Po drugie – tym, który miał się zmierzyć ze Strindbergiem, w dodatku w nowym tłumaczeniu Mariusza Kalinowskiego, był Piotr Łazarkiewicz. Jak się okazało, zaproszony przez dyrektora Jacka Bunscha także do wyreżyserowania kolejnej premiery. Po trzecie wreszcie ze względu ma aktorkę – Marię Seweryn.
Zacznijmy więc od końca, czyli od Marii Seweryn. To jedna z najmłodszych odtwórczyń roli Julii i jak się okazało – aktorsko dojrzała. Jeśli nawet na początku z zaciekawieniem przyglądaliśmy się na scenie tylko córce Jandy i Seweryna, to już po kilku minutach patrzyliśmy i słuchaliśmy po prostu aktorki. Maria Seweryn wywiązała się bowiem z tytułowej roli doskonale. Nie ma wątpliwości, kto dźwiga na sobie ciężar tego przedstawienia. Jej Julie przekonuje zarówno nieukrywaną namiętnością kobiety wyzwolonej, jak i rozpaczliwą sytuacją zhańbionej hrabianki. W tej sytuacji partnerujący jej gościnnie Grzegorz Artman wyraźnie schodzi na drugi plan. W tle mamy jeszcze narzeczoną Jeana, jedyny gdyński akcent na scenie, zagraną znakomicie przez Dorotę Lulkę.
Na uwagę zasługuje również muzyka, będąca dziełem syna Piotra Łazarkiewicza- Antoniego oraz scenografia, a zwłaszcza kostiumy Katarzyny Sobańskiej.
W sumie bardzo dobre przedstawienie, które po raz kolejny pokazuje, że Teatr Miejski w Gdyni wziął na siebie sporą część obowiązków względem trójmiejskiej publiczności, spragnionej dobrego repertuaru dramatycznego. A co najważniejsze – wywiązuje się z tej roli doskonale. Wielkie brawa!

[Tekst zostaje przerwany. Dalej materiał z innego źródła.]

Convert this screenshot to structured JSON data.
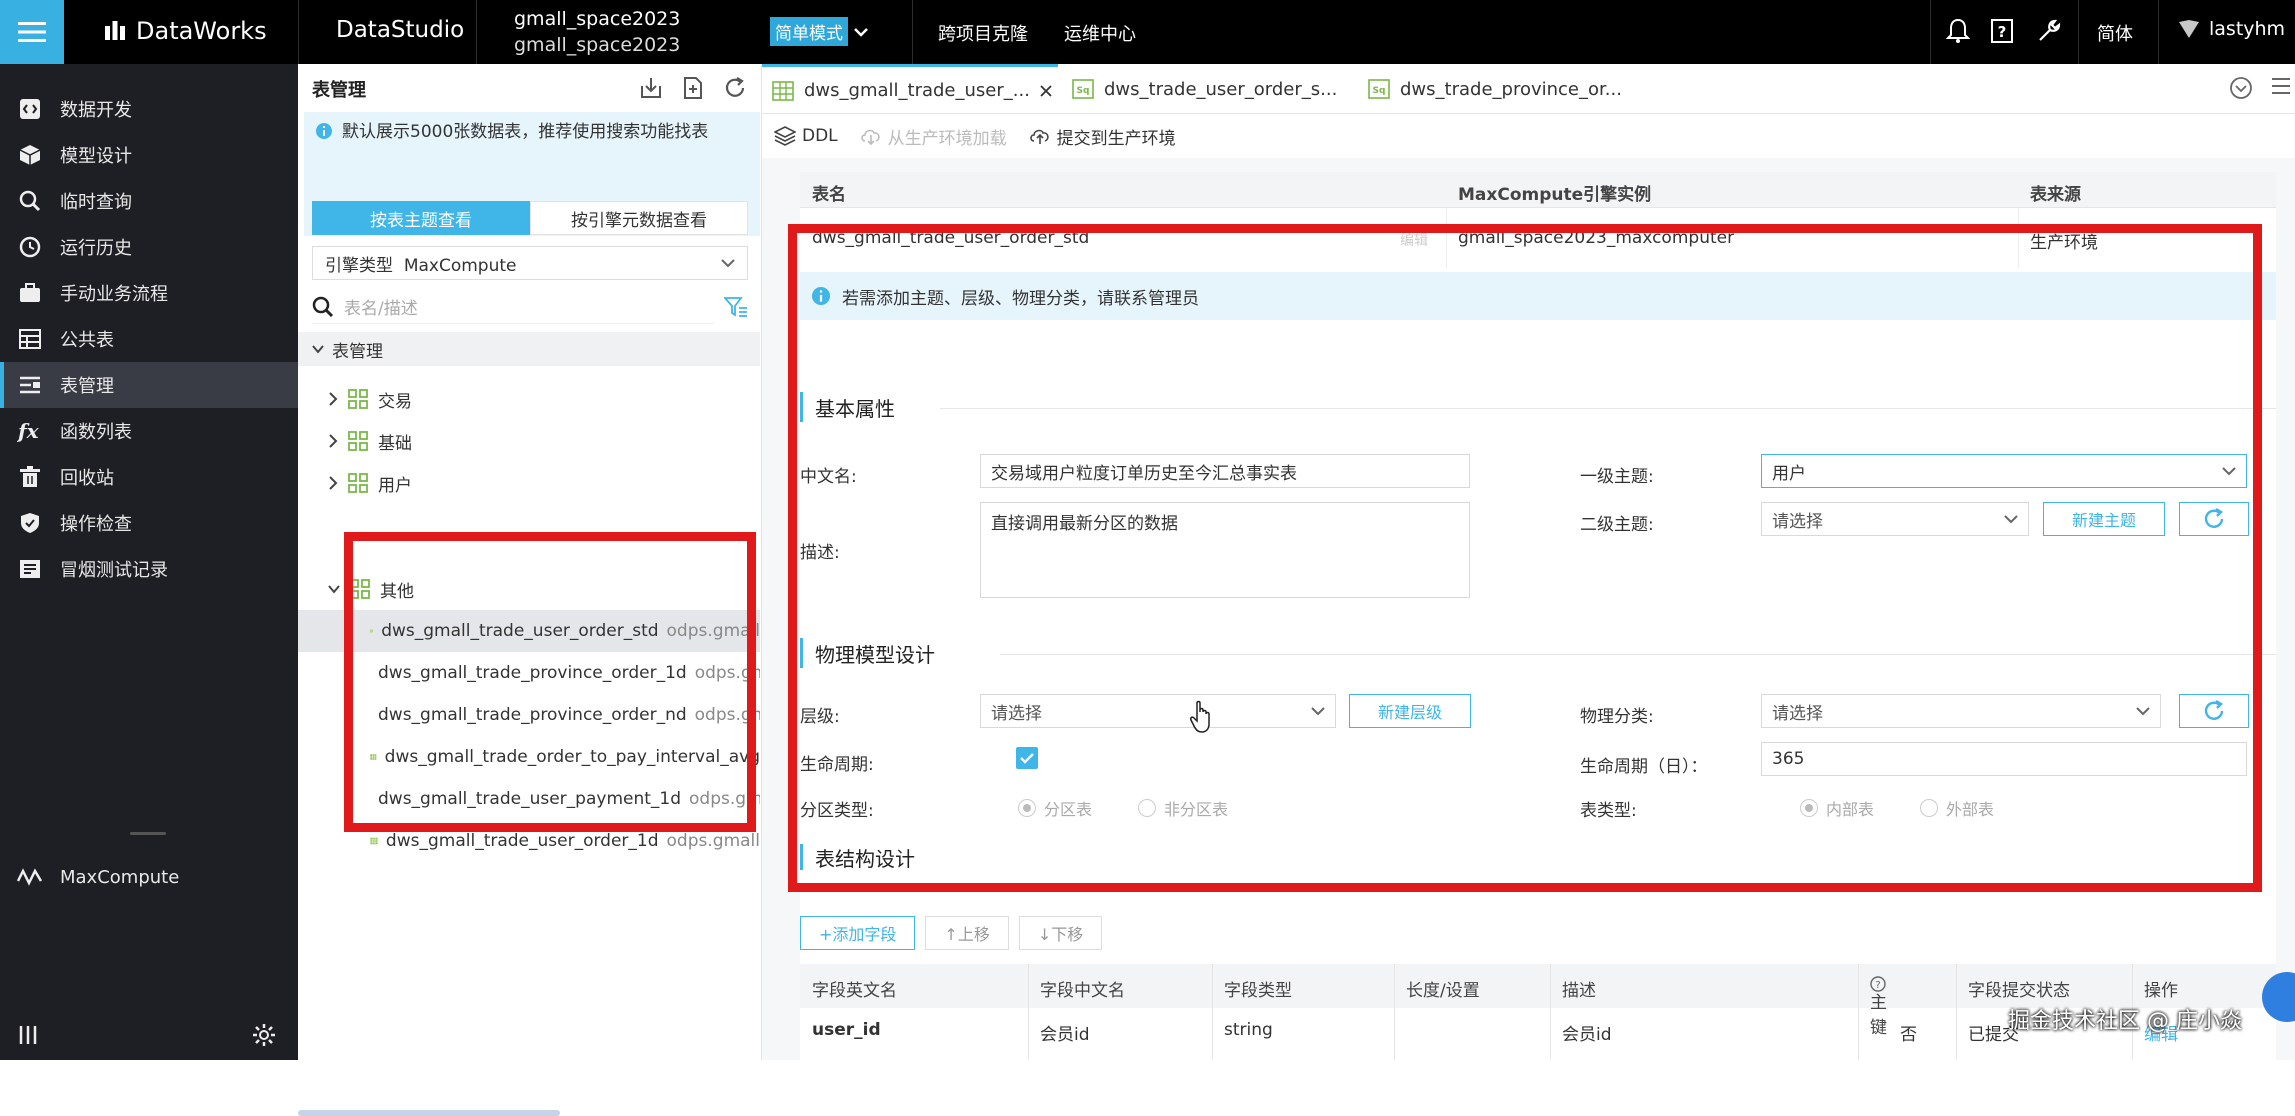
{
  "topbar": {
    "brand": "DataWorks",
    "studio": "DataStudio",
    "workspace_line1": "gmall_space2023",
    "workspace_line2": "gmall_space2023",
    "mode": "简单模式",
    "nav": [
      "跨项目克隆",
      "运维中心"
    ],
    "lang": "简体",
    "user": "lastyhm"
  },
  "sidebar": {
    "items": [
      {
        "label": "数据开发",
        "icon": "code-icon"
      },
      {
        "label": "模型设计",
        "icon": "cube-icon"
      },
      {
        "label": "临时查询",
        "icon": "search-icon"
      },
      {
        "label": "运行历史",
        "icon": "clock-icon"
      },
      {
        "label": "手动业务流程",
        "icon": "briefcase-icon"
      },
      {
        "label": "公共表",
        "icon": "table-icon"
      },
      {
        "label": "表管理",
        "icon": "table-manage-icon"
      },
      {
        "label": "函数列表",
        "icon": "function-icon"
      },
      {
        "label": "回收站",
        "icon": "trash-icon"
      },
      {
        "label": "操作检查",
        "icon": "shield-icon"
      },
      {
        "label": "冒烟测试记录",
        "icon": "record-icon"
      }
    ],
    "engine": "MaxCompute"
  },
  "tree": {
    "title": "表管理",
    "info": "默认展示5000张数据表，推荐使用搜索功能找表",
    "tab_subject": "按表主题查看",
    "tab_engine": "按引擎元数据查看",
    "engine_type_label": "引擎类型",
    "engine_type_value": "MaxCompute",
    "search_placeholder": "表名/描述",
    "root": "表管理",
    "folders": [
      "交易",
      "基础",
      "用户",
      "其他"
    ],
    "files": [
      {
        "name": "dws_gmall_trade_user_order_std",
        "path": "odps.gmall"
      },
      {
        "name": "dws_gmall_trade_province_order_1d",
        "path": "odps.gmall"
      },
      {
        "name": "dws_gmall_trade_province_order_nd",
        "path": "odps.gmall"
      },
      {
        "name": "dws_gmall_trade_order_to_pay_interval_avg",
        "path": ""
      },
      {
        "name": "dws_gmall_trade_user_payment_1d",
        "path": "odps.gmall"
      },
      {
        "name": "dws_gmall_trade_user_order_1d",
        "path": "odps.gmall"
      }
    ]
  },
  "editor": {
    "tabs": [
      "dws_gmall_trade_user_...",
      "dws_trade_user_order_s...",
      "dws_trade_province_or..."
    ],
    "toolbar": {
      "ddl": "DDL",
      "load": "从生产环境加载",
      "submit": "提交到生产环境"
    },
    "table_header": {
      "name": "表名",
      "instance": "MaxCompute引擎实例",
      "source": "表来源"
    },
    "table_row": {
      "name": "dws_gmall_trade_user_order_std",
      "edit": "编辑",
      "instance": "gmall_space2023_maxcomputer",
      "source": "生产环境"
    },
    "notice": "若需添加主题、层级、物理分类，请联系管理员",
    "basic": {
      "title": "基本属性",
      "cn_name_label": "中文名:",
      "cn_name_value": "交易域用户粒度订单历史至今汇总事实表",
      "desc_label": "描述:",
      "desc_value": "直接调用最新分区的数据",
      "subject1_label": "一级主题:",
      "subject1_value": "用户",
      "subject2_label": "二级主题:",
      "subject2_value": "请选择",
      "new_subject": "新建主题"
    },
    "physical": {
      "title": "物理模型设计",
      "layer_label": "层级:",
      "layer_value": "请选择",
      "new_layer": "新建层级",
      "category_label": "物理分类:",
      "category_value": "请选择",
      "lifecycle_label": "生命周期:",
      "lifecycle_days_label": "生命周期（日）：",
      "lifecycle_days_value": "365",
      "partition_label": "分区类型:",
      "partition_opt1": "分区表",
      "partition_opt2": "非分区表",
      "table_type_label": "表类型:",
      "table_type_opt1": "内部表",
      "table_type_opt2": "外部表"
    },
    "structure_title": "表结构设计",
    "field_buttons": {
      "add": "+添加字段",
      "up": "↑上移",
      "down": "↓下移"
    },
    "field_headers": [
      "字段英文名",
      "字段中文名",
      "字段类型",
      "长度/设置",
      "描述",
      "主键",
      "字段提交状态",
      "操作"
    ],
    "field_row": {
      "en": "user_id",
      "cn": "会员id",
      "type": "string",
      "len": "",
      "desc": "会员id",
      "pk": "否",
      "status": "已提交",
      "op": "编辑"
    }
  },
  "watermark": "掘金技术社区 @ 庄小焱",
  "colors": {
    "accent": "#3fb5e8",
    "highlight": "#e0191b",
    "sidebar": "#1e1f24"
  }
}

Uwodzicielska Panna Julia i czyżyk w klatce

Na „Pannę Julie” Strindberga, najnowszą propozycję Teatru Miejskiego w Gdyni, widownia pójdzie dla Marii Seweryn. Choć dramat rozpisano na trzech aktorów, w pamięci zostaje głównie ona.

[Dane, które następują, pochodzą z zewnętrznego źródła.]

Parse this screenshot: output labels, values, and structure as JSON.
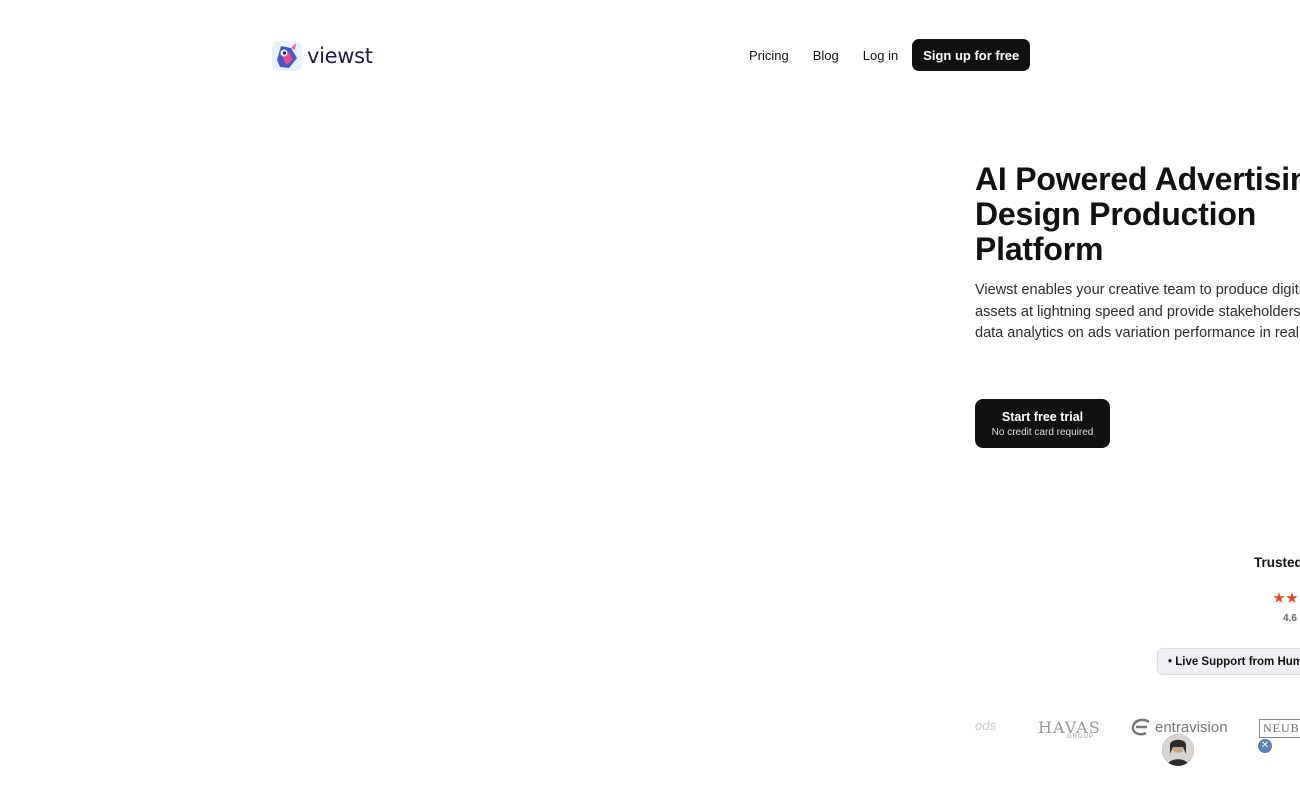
{
  "brand": {
    "name": "viewst"
  },
  "nav": {
    "links": [
      "Pricing",
      "Blog",
      "Log in"
    ],
    "cta": "Sign up for free"
  },
  "hero": {
    "title": "AI Powered Advertising Design Production Platform",
    "description": "Viewst enables your creative team to produce digital assets at lightning speed and provide stakeholders with data analytics on ads variation performance in real time.",
    "cta_label": "Start free trial",
    "cta_sublabel": "No credit card required"
  },
  "trust": {
    "heading": "Trusted",
    "rating": "4.6",
    "stars_visible": 2,
    "support_pill": "• Live Support from Humans"
  },
  "logos": {
    "partial": "ods",
    "havas": "HAVAS",
    "havas_sub": "GROUP",
    "entravision": "entravision",
    "neuberger": "NEUBE"
  },
  "chat": {
    "close_glyph": "✕"
  },
  "colors": {
    "accent": "#111111",
    "star": "#e8452b",
    "close": "#5d7fb4"
  }
}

Jest niekwestionowaną królową tego przedstawienia: dynamiczna, nowoczesna, przy tym wielowymiarowa i niejednoznaczna: dominująca i skrzywdzona, uwodząca i uwiedziona. Udana rola dramatyczna, która zostaje w widzach na dłużej. Jej panna Julie nie pozwala oderwać od siebie oczu, sprawuje władzę nad widzem, nie pozwala o sobie zapomnieć ani na moment. Nawet gdy kwestię wygłasza jej partner Jean (Grzegorz Artman), widz i tak wzrokiem i myślami podąża za nią. Tej umiejętności nie uczą w szkołach aktorskich, z takim darem przychodzi się na świat, wysysa się go z mlekiem matki.
Przedstawioną w „Pannie Julie” prawdziwą historię August Strindberg wyczytał w prasie. Oto podczas nocy świętojańskiej bogata hrabianka z szanowanego rodu pod nieobecność ojca flirtuje z młodym lokajem. Kto rozpoczął tę grę? Ona jego uwodzi, czy on ją? Po spędzonej razem nocy Julie popełnia samobójstwo. Co było przyczyną tragedii? Mezalians, utracona cześć, odarcie ze złudzeń, rozczarowanie spełnieniem, strach przed ojcem i otoczeniem?
Strindberga, a za nim także reżysera gdyńskiego przedstawienia – Piotra Łazarkiewicza – mniej interesuje bezpośredni powód śmierci, bardziej gra tocząca się pomiędzy dwojgiem kochanków. Ich emocje, drapieżne konfrontacje płci, wzajemne przyciąganie się i odpychanie. Istotą tego dramatu jest zamiana ról: kobiety i mężczyzny, zdobywanej i zdobywcy, pana i podwładnego. Tu wszystko zmienia swój porządek – hrabianka popija piwo z butelki, kamerdyner sączy lampkę burgunda. Ją fascynuje spadanie w dół, intryguje społeczna degradacja, on śni o wznoszeniu się w górę – metaforze awansu.
Wyraźną cenzurą zmiany postaw jest moment zbliżenia kochanków – odtąd on z posłusznego sługi zmienia się w cynicznego zdobywcę, ona z pewnej siebie hrabianki staje się ofiarą. Ostoją starego porządku jest tylko zakochana w lokaju kucharka Krystyna (udana, wyciszona rola Doroty Lulki) – jedynie ona zna swoje miejsce i nie zamierza go zmieniać.
W rozgrywającej się w ciągu jednej nocy „Pannie Julie”, niczym w dramacie antycznym, wszystko zmierza do tragedii. Młoda hrabianka, która pierwsza zachwiała starym porządkiem, prowokując flirt z lokajem, rzuciła wyzwanie losowi. Czy właśnie za to przyjdzie jej zapłacić?
Ale zanim Julie przypłaci życiem chwilę zapomnienia, pod nóż trafi jej pupil – mały czyżyk żyjący w klatce. On także nie miał wyjścia.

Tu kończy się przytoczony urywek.